Mais quand ce Droit est revendiqué, que sa privation entraîne des douleurs et des désordres, il faut le reconnaître, sous peine d’oppression, de déni de Justice.

Or la privation du Droit civil est pour les femmes une source de douleurs, de malheurs, de corruption, d’humiliation ; la revendication de ce Droit se pose, elles sont mûres pour l’obtenir : ce serait donc un déni de Justice que de refuser de le reconnaître.

Il n’en est pas de même pour le Droit politique : elles ne le désirent ni ne le réclament.

Rappelez-vous, Madame, que dans tout sujet il y a la théorie et la pratique. L’une est l’absolu, l’idéal qu’on se propose de réaliser, l’autre est la mesure dans laquelle il est sage et prudent d’introduire l’idéal dans un milieu donné.

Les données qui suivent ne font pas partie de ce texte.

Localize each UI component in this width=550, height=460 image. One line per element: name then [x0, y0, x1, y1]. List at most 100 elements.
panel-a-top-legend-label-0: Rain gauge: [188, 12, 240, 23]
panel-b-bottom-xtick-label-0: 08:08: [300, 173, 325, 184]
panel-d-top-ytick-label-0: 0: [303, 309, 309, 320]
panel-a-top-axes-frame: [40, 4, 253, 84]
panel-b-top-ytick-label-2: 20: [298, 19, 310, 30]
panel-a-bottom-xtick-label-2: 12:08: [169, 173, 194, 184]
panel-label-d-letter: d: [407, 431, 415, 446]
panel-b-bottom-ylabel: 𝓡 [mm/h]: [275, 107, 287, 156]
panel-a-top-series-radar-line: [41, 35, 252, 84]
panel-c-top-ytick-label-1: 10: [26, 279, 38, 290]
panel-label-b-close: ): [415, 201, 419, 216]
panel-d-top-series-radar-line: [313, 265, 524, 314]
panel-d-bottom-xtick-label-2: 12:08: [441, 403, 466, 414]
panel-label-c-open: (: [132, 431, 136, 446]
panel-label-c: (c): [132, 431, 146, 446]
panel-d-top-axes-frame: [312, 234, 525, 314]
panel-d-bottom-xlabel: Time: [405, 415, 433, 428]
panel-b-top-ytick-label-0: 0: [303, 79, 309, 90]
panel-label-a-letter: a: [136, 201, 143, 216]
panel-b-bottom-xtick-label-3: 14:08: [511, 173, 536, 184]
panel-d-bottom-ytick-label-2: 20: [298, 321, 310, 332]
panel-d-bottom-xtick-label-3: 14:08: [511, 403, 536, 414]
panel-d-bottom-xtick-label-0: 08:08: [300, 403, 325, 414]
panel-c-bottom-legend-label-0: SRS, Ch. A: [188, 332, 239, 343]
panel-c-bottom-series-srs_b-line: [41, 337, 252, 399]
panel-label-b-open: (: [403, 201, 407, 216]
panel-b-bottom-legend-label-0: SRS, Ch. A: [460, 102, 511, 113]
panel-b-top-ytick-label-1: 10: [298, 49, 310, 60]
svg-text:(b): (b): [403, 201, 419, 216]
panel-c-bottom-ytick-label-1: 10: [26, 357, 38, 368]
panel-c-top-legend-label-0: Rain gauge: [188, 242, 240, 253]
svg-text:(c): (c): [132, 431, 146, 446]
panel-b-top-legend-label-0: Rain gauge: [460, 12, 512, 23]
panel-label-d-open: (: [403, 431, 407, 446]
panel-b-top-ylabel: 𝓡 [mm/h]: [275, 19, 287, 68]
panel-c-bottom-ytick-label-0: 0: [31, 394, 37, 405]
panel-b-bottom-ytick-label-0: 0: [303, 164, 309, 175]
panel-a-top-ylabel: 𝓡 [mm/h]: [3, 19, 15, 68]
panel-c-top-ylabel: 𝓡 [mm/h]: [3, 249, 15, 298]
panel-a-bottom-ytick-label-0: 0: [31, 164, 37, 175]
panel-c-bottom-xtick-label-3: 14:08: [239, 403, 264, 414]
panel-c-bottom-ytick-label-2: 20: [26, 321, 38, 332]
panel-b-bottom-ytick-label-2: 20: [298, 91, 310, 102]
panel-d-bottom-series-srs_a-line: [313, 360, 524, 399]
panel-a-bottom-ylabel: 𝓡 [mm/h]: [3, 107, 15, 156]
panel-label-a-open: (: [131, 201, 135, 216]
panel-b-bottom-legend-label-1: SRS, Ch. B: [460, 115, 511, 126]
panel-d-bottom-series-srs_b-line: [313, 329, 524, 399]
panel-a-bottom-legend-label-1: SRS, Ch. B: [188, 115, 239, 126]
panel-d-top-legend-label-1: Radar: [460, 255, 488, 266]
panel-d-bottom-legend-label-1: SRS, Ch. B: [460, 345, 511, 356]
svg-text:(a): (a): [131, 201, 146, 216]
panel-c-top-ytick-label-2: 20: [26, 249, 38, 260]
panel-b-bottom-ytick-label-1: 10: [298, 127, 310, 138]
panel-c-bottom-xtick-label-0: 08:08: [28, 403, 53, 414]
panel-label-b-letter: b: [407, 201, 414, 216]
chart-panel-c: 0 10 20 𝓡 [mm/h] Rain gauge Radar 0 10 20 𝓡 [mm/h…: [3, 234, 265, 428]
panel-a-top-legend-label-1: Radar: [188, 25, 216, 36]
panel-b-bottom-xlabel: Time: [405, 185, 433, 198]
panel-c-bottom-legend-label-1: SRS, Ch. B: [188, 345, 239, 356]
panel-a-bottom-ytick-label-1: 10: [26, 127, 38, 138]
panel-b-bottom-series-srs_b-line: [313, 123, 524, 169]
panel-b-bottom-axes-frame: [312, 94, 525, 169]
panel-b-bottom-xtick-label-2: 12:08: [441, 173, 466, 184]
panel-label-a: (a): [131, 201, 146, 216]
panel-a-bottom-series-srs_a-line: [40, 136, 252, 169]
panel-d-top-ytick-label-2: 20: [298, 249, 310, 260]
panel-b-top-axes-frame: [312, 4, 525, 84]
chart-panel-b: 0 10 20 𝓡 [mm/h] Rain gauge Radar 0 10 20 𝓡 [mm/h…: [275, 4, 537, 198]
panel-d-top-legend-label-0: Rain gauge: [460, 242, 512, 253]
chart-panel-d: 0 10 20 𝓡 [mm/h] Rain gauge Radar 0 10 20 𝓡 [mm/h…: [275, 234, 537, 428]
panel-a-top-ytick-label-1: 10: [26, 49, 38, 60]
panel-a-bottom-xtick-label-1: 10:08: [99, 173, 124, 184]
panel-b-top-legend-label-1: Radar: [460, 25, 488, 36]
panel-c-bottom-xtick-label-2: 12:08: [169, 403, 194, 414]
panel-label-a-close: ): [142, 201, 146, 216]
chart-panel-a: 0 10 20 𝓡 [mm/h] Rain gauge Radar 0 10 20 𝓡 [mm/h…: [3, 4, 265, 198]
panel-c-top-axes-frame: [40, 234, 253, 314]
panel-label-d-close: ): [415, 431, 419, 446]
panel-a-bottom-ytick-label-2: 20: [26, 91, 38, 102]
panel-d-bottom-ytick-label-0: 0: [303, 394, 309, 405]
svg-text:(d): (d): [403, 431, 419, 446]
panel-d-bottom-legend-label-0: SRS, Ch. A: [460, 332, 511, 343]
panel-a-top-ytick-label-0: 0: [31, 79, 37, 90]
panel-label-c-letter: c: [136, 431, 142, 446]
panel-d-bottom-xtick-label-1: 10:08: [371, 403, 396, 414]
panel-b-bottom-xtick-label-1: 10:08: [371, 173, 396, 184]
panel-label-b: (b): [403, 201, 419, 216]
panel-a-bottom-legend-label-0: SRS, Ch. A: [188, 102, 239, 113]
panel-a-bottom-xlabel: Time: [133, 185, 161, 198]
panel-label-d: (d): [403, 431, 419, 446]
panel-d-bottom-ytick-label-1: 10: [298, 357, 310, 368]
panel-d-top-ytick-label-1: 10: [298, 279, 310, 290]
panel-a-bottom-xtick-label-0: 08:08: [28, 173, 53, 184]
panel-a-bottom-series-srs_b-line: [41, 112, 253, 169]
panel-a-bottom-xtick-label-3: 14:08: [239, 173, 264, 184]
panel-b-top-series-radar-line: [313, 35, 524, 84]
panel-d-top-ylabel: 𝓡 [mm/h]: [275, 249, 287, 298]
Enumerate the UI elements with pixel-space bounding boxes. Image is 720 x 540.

Ainsi, de Droit absolu, nous sommes en tout les égales des hommes ; mais si nous prétendions réaliser cet absolu dans notre milieu actuel, bien loin de marcher en avant, il y aurait recul et anarchie : le Droit dévorerait le Droit. Le bon sens exige qu’une réforme ne soit appliquée qu’à des éléments préparés à s’y soumettre.

V

FONCTIONS PUBLIQUES

L’auteur. Le principe posé par l’idéal nouveau est que tous les membres du corps social sont aptes à briguer les fonctions publiques. Comparons ce principe aux décisions de la loi française.

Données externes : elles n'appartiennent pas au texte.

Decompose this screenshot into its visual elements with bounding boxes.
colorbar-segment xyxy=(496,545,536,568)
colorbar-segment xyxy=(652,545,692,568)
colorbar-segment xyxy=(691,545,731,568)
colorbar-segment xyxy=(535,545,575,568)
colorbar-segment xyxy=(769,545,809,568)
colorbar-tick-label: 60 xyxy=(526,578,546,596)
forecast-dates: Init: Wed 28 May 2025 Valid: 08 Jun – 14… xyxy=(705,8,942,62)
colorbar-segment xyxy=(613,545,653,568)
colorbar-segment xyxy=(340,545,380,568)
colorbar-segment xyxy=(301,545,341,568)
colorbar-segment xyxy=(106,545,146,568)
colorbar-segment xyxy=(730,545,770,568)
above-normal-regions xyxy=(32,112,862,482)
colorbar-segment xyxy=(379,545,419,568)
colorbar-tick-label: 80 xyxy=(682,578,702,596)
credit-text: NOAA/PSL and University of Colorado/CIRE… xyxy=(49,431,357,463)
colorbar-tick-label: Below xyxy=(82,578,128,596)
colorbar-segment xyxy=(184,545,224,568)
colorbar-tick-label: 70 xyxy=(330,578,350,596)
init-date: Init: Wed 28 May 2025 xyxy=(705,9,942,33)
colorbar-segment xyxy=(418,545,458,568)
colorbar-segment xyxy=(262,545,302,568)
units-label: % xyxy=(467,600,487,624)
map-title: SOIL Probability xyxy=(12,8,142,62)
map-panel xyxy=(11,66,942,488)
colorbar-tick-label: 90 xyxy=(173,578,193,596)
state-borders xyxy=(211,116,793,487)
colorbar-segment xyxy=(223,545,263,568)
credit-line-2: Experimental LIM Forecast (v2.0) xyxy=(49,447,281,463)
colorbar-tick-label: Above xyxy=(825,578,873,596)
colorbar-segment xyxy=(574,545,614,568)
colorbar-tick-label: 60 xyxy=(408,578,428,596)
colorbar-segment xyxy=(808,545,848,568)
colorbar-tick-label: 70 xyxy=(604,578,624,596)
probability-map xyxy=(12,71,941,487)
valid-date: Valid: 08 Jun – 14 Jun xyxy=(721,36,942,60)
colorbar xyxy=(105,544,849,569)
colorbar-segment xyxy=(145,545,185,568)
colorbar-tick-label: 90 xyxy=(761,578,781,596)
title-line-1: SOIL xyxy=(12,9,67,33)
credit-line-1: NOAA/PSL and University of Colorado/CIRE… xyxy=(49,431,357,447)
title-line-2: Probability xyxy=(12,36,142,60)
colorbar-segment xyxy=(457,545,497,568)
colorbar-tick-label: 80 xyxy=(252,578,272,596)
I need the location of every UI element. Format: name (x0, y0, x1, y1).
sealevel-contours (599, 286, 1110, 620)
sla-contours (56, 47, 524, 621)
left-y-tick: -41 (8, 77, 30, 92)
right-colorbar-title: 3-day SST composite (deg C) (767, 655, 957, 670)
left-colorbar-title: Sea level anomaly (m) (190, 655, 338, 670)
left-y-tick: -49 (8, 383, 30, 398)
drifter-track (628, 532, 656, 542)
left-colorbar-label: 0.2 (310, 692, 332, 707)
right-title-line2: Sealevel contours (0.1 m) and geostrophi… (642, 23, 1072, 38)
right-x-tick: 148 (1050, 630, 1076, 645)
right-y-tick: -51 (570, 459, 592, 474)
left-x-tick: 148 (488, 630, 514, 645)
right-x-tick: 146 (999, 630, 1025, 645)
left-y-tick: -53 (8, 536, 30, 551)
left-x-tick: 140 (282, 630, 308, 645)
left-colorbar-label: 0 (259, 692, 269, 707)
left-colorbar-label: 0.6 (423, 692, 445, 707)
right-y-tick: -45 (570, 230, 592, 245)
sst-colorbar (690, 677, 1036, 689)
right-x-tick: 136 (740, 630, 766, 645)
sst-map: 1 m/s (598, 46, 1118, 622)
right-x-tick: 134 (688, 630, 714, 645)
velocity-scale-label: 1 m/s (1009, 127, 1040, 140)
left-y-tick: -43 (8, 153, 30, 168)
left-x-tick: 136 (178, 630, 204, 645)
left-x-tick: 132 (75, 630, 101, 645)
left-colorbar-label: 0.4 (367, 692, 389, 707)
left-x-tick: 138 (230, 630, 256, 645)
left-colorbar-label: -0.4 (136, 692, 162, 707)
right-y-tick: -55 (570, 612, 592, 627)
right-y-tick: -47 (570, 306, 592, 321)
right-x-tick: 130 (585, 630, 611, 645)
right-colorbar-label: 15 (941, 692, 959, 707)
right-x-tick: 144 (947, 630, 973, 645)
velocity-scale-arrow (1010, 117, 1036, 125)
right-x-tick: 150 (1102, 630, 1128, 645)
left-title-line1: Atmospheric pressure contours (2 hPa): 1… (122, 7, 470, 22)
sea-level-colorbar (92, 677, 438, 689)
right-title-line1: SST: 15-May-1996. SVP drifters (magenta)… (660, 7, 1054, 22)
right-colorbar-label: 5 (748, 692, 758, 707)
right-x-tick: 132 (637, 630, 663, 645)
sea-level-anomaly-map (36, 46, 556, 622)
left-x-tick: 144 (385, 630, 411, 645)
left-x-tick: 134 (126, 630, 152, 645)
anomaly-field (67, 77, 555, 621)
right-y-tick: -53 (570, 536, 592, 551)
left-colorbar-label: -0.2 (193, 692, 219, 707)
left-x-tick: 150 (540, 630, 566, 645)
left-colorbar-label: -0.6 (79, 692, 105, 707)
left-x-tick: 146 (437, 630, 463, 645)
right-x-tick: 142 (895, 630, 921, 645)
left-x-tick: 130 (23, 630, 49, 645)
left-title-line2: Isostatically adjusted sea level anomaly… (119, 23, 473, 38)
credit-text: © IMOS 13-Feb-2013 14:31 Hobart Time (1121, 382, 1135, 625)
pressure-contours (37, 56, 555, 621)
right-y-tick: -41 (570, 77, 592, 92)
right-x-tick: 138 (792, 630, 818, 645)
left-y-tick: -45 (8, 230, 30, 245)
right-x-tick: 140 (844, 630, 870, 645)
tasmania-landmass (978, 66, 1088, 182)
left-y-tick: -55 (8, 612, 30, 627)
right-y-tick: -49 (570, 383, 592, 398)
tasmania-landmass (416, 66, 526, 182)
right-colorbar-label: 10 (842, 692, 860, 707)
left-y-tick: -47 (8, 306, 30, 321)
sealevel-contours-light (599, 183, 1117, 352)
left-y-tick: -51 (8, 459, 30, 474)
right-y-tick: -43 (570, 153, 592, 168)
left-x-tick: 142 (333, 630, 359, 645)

La femme est déclarée incapable de remplir aucune fonction publique.

Il lui est interdit d’être témoin dans les actes de l’État civil, dans les testaments, et tout autre acte reçu par officier public.

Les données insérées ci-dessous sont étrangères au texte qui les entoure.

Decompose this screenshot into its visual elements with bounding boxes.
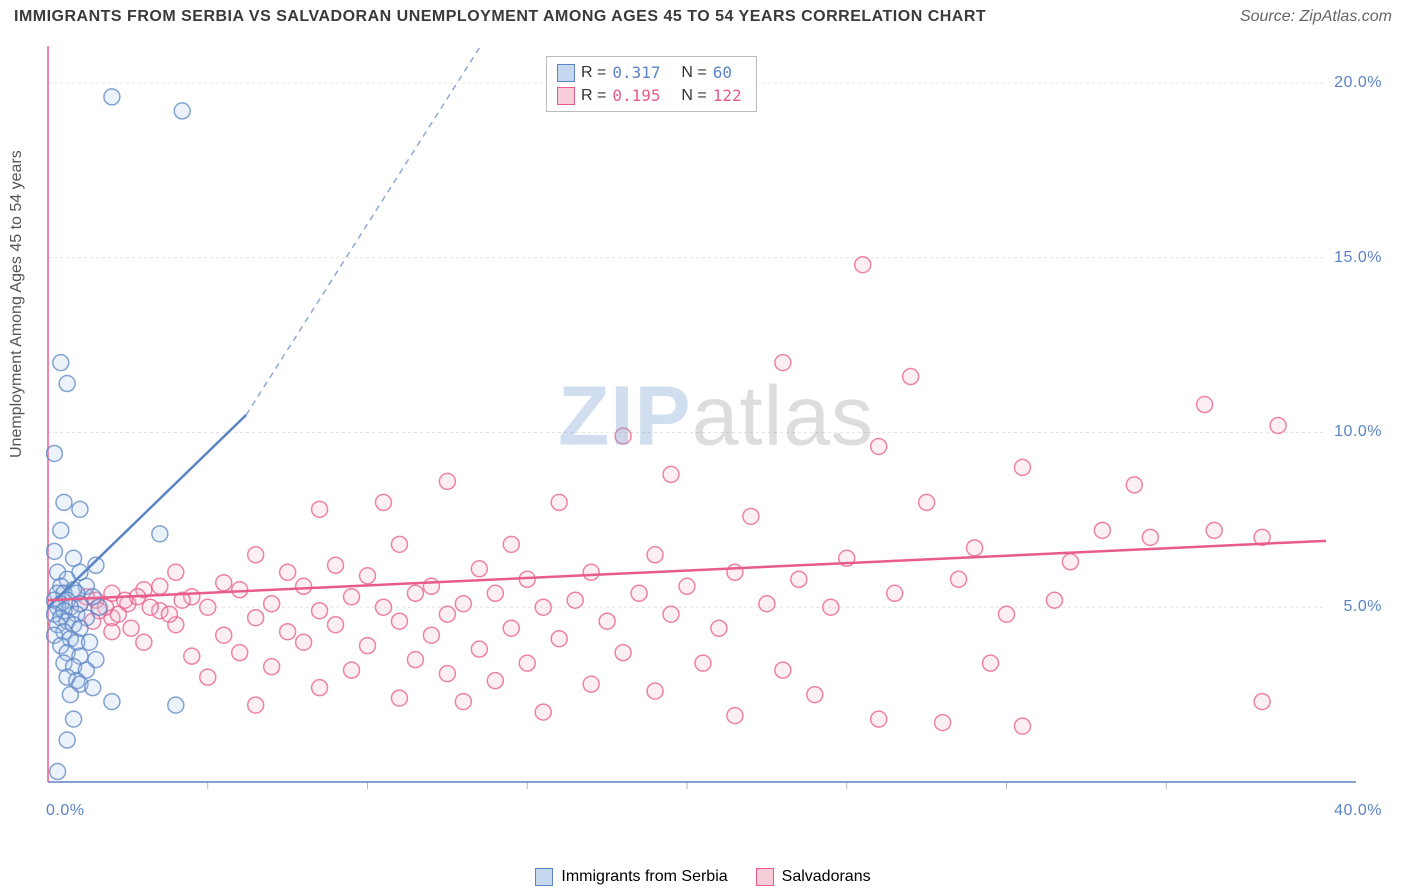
legend-label-serbia: Immigrants from Serbia — [561, 868, 727, 886]
plot-area: ZIPatlas R = 0.317 N = 60 R = 0.195 N = … — [46, 46, 1386, 816]
scatter-svg — [46, 46, 1386, 816]
x-tick-max: 40.0% — [1334, 802, 1382, 820]
legend-swatch-salvadoran — [756, 868, 774, 886]
chart-title: IMMIGRANTS FROM SERBIA VS SALVADORAN UNE… — [14, 8, 986, 26]
swatch-serbia — [557, 64, 575, 82]
legend-item-salvadoran: Salvadorans — [756, 868, 871, 886]
y-tick-label: 10.0% — [1334, 423, 1382, 441]
y-axis-label: Unemployment Among Ages 45 to 54 years — [8, 150, 26, 458]
n-value-serbia: 60 — [713, 63, 732, 82]
swatch-salvadoran — [557, 87, 575, 105]
n-label: N = — [681, 87, 706, 105]
r-label: R = — [581, 64, 606, 82]
stats-row-salvadoran: R = 0.195 N = 122 — [557, 84, 742, 107]
stats-legend: R = 0.317 N = 60 R = 0.195 N = 122 — [546, 56, 757, 112]
legend-label-salvadoran: Salvadorans — [782, 868, 871, 886]
x-tick-origin: 0.0% — [46, 802, 84, 820]
n-value-salvadoran: 122 — [713, 86, 742, 105]
source-label: Source: ZipAtlas.com — [1240, 8, 1392, 26]
y-tick-label: 5.0% — [1344, 598, 1382, 616]
stats-row-serbia: R = 0.317 N = 60 — [557, 61, 742, 84]
legend-swatch-serbia — [535, 868, 553, 886]
y-tick-label: 15.0% — [1334, 249, 1382, 267]
y-tick-label: 20.0% — [1334, 74, 1382, 92]
legend-item-serbia: Immigrants from Serbia — [535, 868, 727, 886]
bottom-legend: Immigrants from Serbia Salvadorans — [0, 868, 1406, 886]
r-label: R = — [581, 87, 606, 105]
n-label: N = — [681, 64, 706, 82]
r-value-salvadoran: 0.195 — [612, 86, 660, 105]
r-value-serbia: 0.317 — [612, 63, 660, 82]
chart-container: Unemployment Among Ages 45 to 54 years Z… — [0, 38, 1406, 858]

À l’exception de la mère et des ascendantes, elle est exclue de la tutelle et du conseil de famille.

Par une magnifique inconséquence, ces lois gouvernent le pays où la plus haute des fonctions, la Régence, peut échoir à une femme.

Remarquez, Madame, que si nous sommes incapables à tant de points de vue, nous devenons tout à coup très capables, quand il s’agit de répondre de nos actes au criminel et au correctionnel ; très croyables quand il s’agit d’envoyer, par notre témoignage, un homme aux galères ou à la mort ; très capables y très responsables dans les transactions que nous fesons et signons comme filles majeures ou veuves.